RASA and RTR 2021 is upon us. The race has already kicked off for more than half the field and a legion of dot watchers. This year I get to be a dot watcher for the first 10 days before slipping on my riding shoes and entering the fray as a dot to be watched.
Opening the tracking site my eyes scan the familiar route from Pietermaritzburg to Diemersfontein. Zooming in, the granularity of memories born of traipsing down the trail over the last 14 years are brought into focus.
Leaving Byrne the route passes a forestry station before snaking through a small village. As you pass the final house and remnants of a school long abandoned an imposing valley opens up. In the distance the thread of road that leads to the first support station winds it’s way up from the Umkomaas river 500 metres below. After a few hours of making your way down to the river, thrashing through the untamed riparian vegetation and then slogging up the Hela Hela you’ll be reminded you that you have entered a race that demands respect.
Tracing the route forward familiar place names evoke images from the deepest folds. Ntsikeni, both a moody frozen wasteland and a dazzling jewel encrusted snow dusted wonderland. The Vuvu valley, sun drenched and ominously dark. Different years, different experiences. Then there are places like Lehana, Bonthoek, Stormberg, Elandsberg, and so the list goes all the way to the ultimate challenge of Stettynskloof about which much has been said, often in hushed and always in reverent tones.

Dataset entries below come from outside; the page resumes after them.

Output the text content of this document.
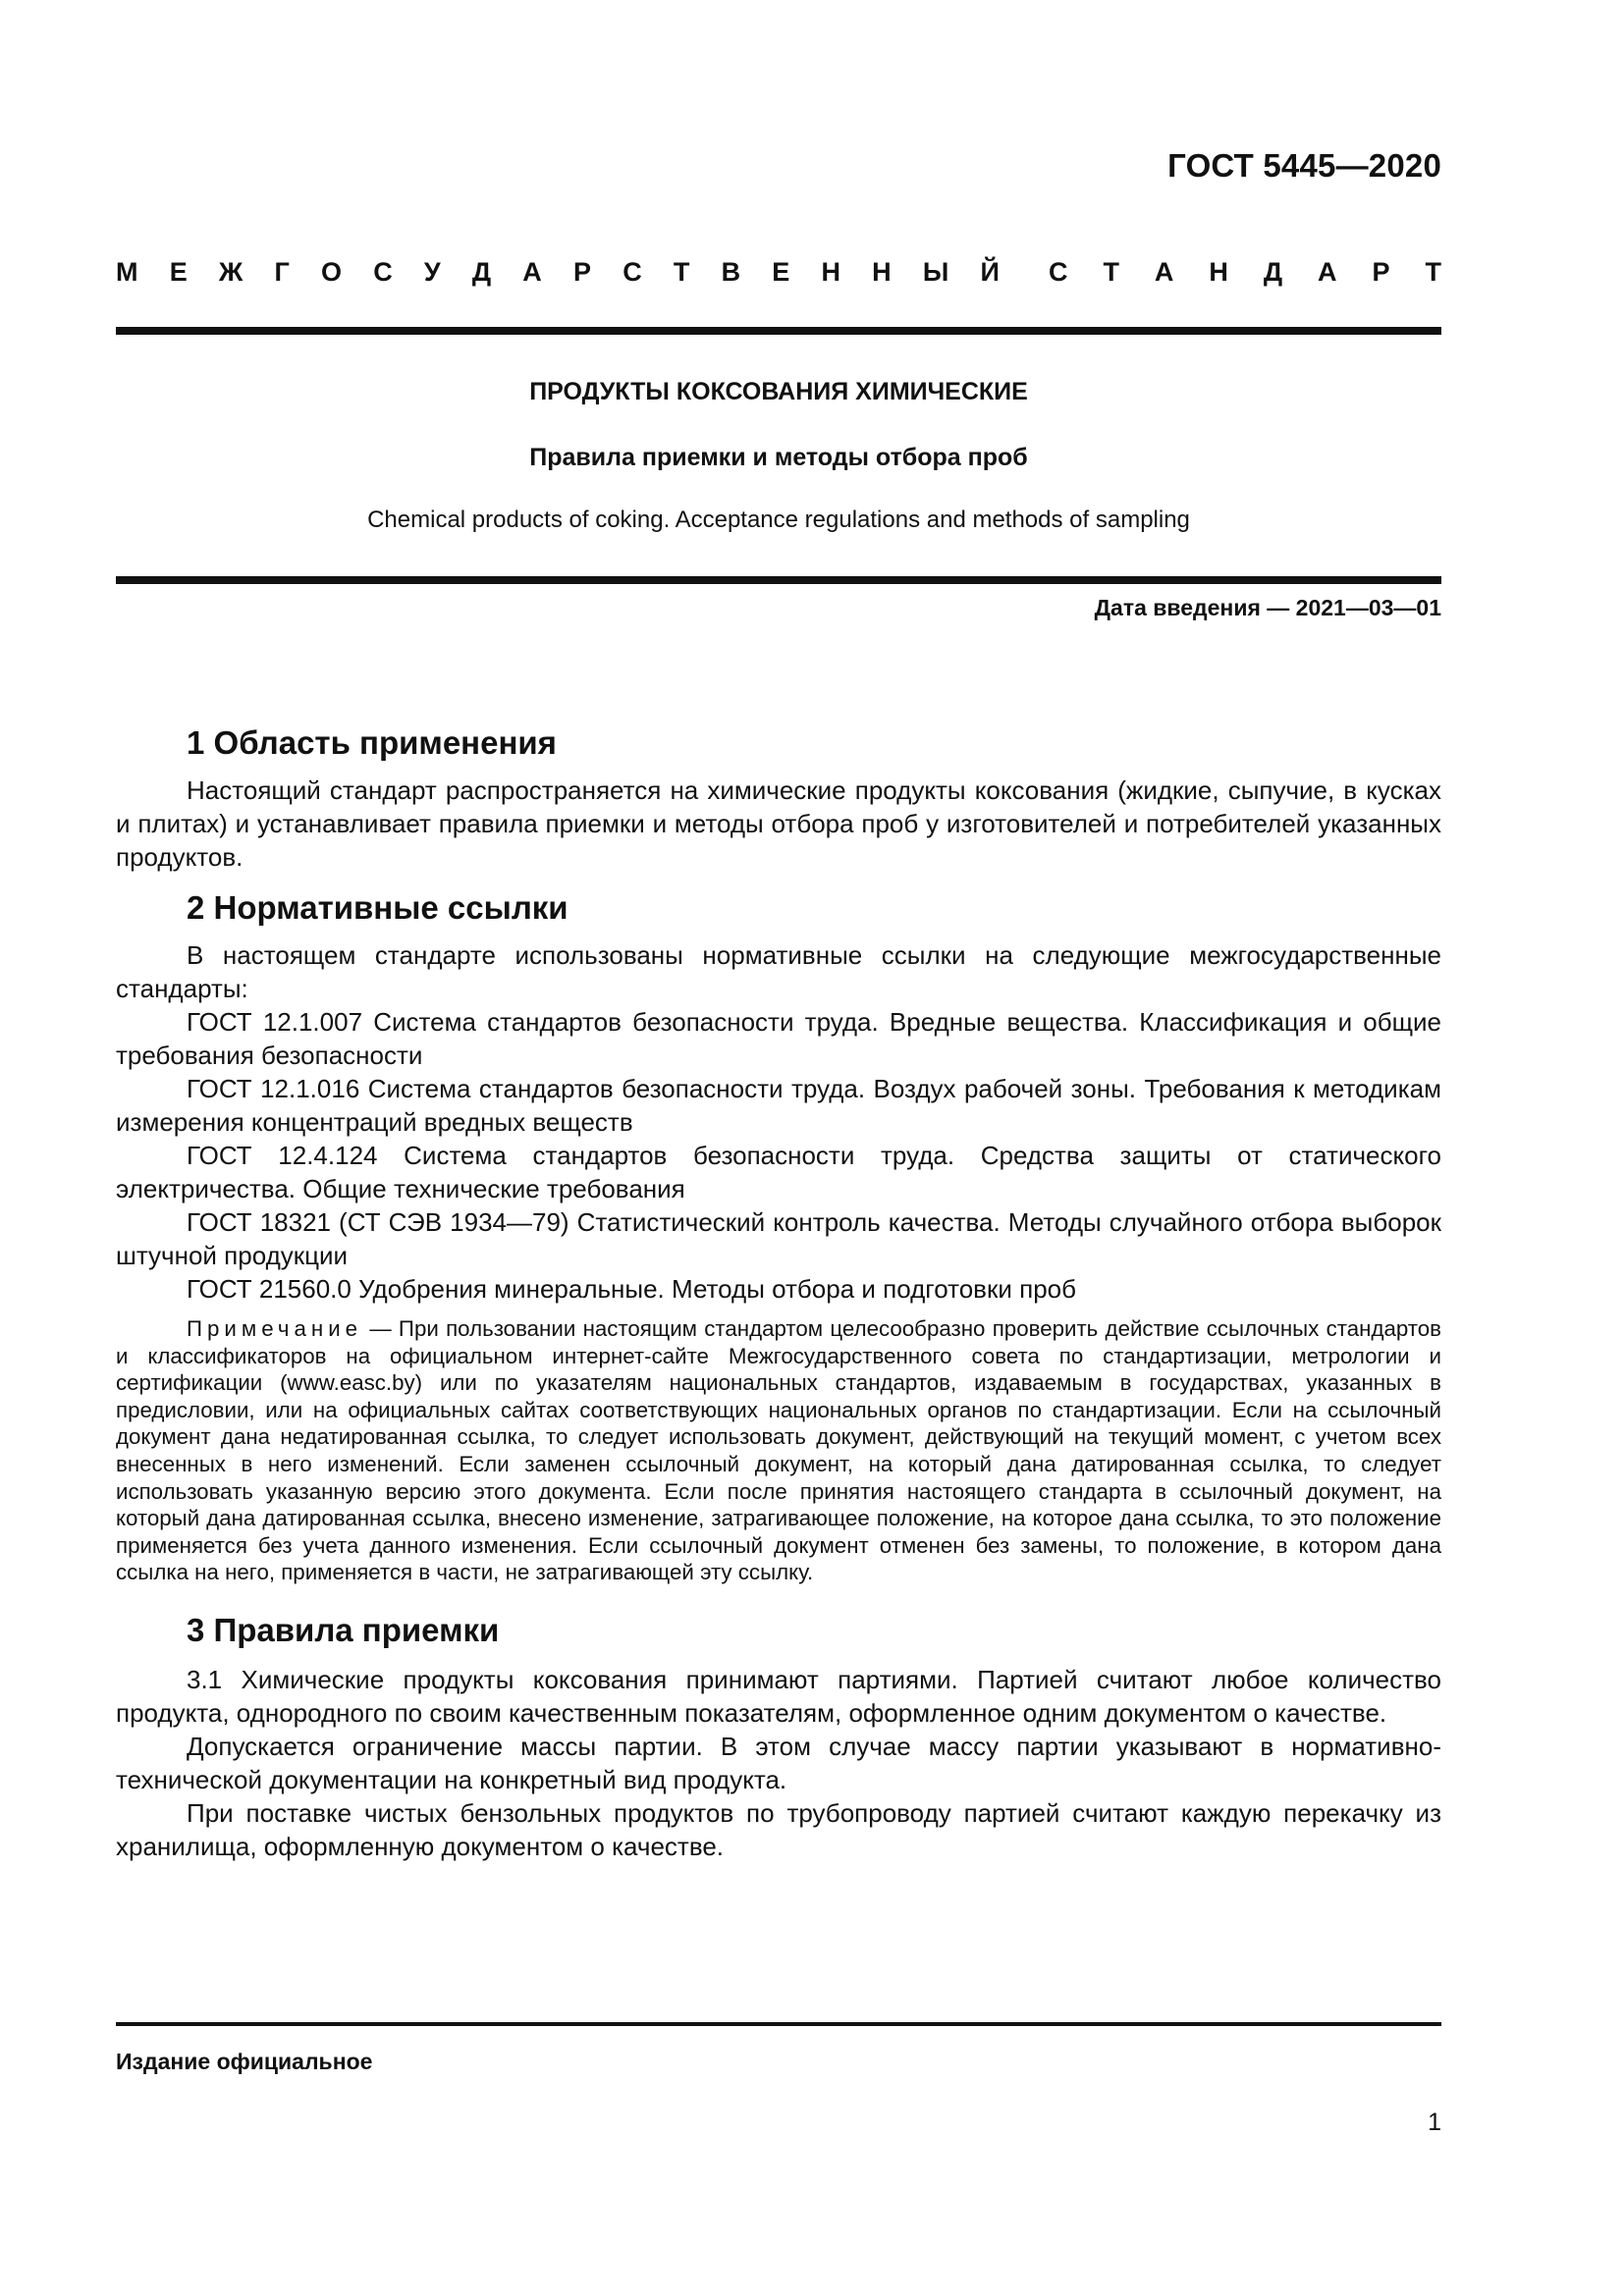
ГОСТ 5445—2020
М Е Ж Г О С У Д А Р С Т В Е Н Н Ы Й С Т А Н Д А Р Т
ПРОДУКТЫ КОКСОВАНИЯ ХИМИЧЕСКИЕ
Правила приемки и методы отбора проб
Chemical products of coking. Acceptance regulations and methods of sampling
Дата введения — 2021—03—01
1 Область применения

Настоящий стандарт распространяется на химические продукты коксования (жидкие, сыпучие, в кусках и плитах) и устанавливает правила приемки и методы отбора проб у изготовителей и потребителей указанных продуктов.

2 Нормативные ссылки

В настоящем стандарте использованы нормативные ссылки на следующие межгосударственные стандарты:

ГОСТ 12.1.007 Система стандартов безопасности труда. Вредные вещества. Классификация и общие требования безопасности

ГОСТ 12.1.016 Система стандартов безопасности труда. Воздух рабочей зоны. Требования к методикам измерения концентраций вредных веществ

ГОСТ 12.4.124 Система стандартов безопасности труда. Средства защиты от статического электричества. Общие технические требования

ГОСТ 18321 (СТ СЭВ 1934—79) Статистический контроль качества. Методы случайного отбора выборок штучной продукции

ГОСТ 21560.0 Удобрения минеральные. Методы отбора и подготовки проб

Примечание — При пользовании настоящим стандартом целесообразно проверить действие ссылочных стандартов и классификаторов на официальном интернет-сайте Межгосударственного совета по стандартизации, метрологии и сертификации (www.easc.by) или по указателям национальных стандартов, издаваемым в государствах, указанных в предисловии, или на официальных сайтах соответствующих национальных органов по стандартизации. Если на ссылочный документ дана недатированная ссылка, то следует использовать документ, действующий на текущий момент, с учетом всех внесенных в него изменений. Если заменен ссылочный документ, на который дана датированная ссылка, то следует использовать указанную версию этого документа. Если после принятия настоящего стандарта в ссылочный документ, на который дана датированная ссылка, внесено изменение, затрагивающее положение, на которое дана ссылка, то это положение применяется без учета данного изменения. Если ссылочный документ отменен без замены, то положение, в котором дана ссылка на него, применяется в части, не затрагивающей эту ссылку.

3 Правила приемки

3.1 Химические продукты коксования принимают партиями. Партией считают любое количество продукта, однородного по своим качественным показателям, оформленное одним документом о качестве.

Допускается ограничение массы партии. В этом случае массу партии указывают в нормативно-технической документации на конкретный вид продукта.

При поставке чистых бензольных продуктов по трубопроводу партией считают каждую перекачку из хранилища, оформленную документом о качестве.

Издание официальное
1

To the uninitiated these are simply places names on a map. To those of us who have walked that way they are places that live and breath every bit as do the people who inhabit them. Places names have become synonymous with the people who live there. Often their names supplanting the names of their farms as we speak of them. We go to Minky’s, Andre and Joyce’s, Sandra’s, Stephanie’s etc. The route heaves with life.
Packing away my Garmin and attaching a magnet to my wheel reminds me that this is so much more than riding down a predetermined line. The very nature of the Freedom Challenge is the opportunity to scribble outside the lines. To stand at the beginning of the Vuvu valley and chart your own way to the school. To leave the road at the stream where you can see the container atop the mountain 7 kilometres away and decide how you’d like to tackle Lehana’s Pass gives the adventure even more texture. Every year a new adventure awaits. It might be the same picture but you can colour it differently every time.